In February, the National Association of Counties, the National League of Cities, and the U.S. Conference of Mayors released a report claiming that had the tax exemption on munis been eliminated in 2003, issuers would have had to make an additional $495 billion in interest payments between then and 2012. This summer 137 members of Congress signed a letter opposing the idea of altering the exemption.

The fallout effect

The Conference of Mayor's Mayor Smith says reducing or eliminating the tax exemption would dramatically increase borrowing costs for cities and make needed infrastructure building prohibitively expensive. "We think that tinkering with it brings some uncertainty that is just untenable for cities." He adds: "Two things would happen: either we'd have to redirect money from other programs, or we'd have to build less."

Tax writers—Democratic Sen. Max Baucus, chairman of the Senate Finance Committee, and Republican Rep. Dave Camp, head of the House Ways and Means Committee—have so far kept all of their cards close to the vest. Scott Hodge, president of the Tax Foundation, a conservative leaning think tank, testified in favor of the idea before the Ways and Means Committee this March and says he met with a stony reception. "Most of the members were aghast," he says, "It would have easier to suggest eliminating the charitable deduction."

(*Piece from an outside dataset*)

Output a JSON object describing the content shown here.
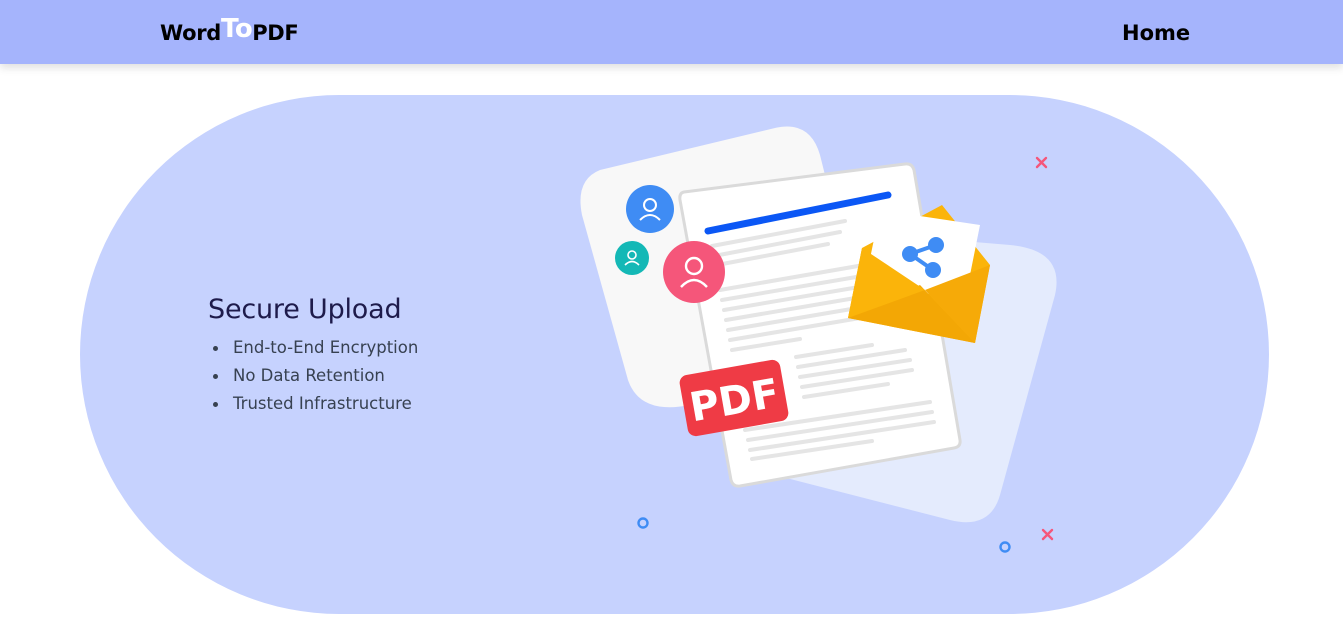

Congressional discussions about the budget this year have already proven rancorously partisan and a deal on the budget or on tax reform are not expected before next year.

The Conference of Mayor's Mayor Smith, however, says the Conference will continue to visit members of Congress and the White House in an intense effort to kill any alteration of the muni tax exemption. Unless the Administration withdraws the proposal, he says, it is possible that a reduction or elimination of the exemption could find its way into law as part of "some last minute deal-making or horse trading. I don't know what the likelihood is but as long as it's still on the table you have to take it very seriously."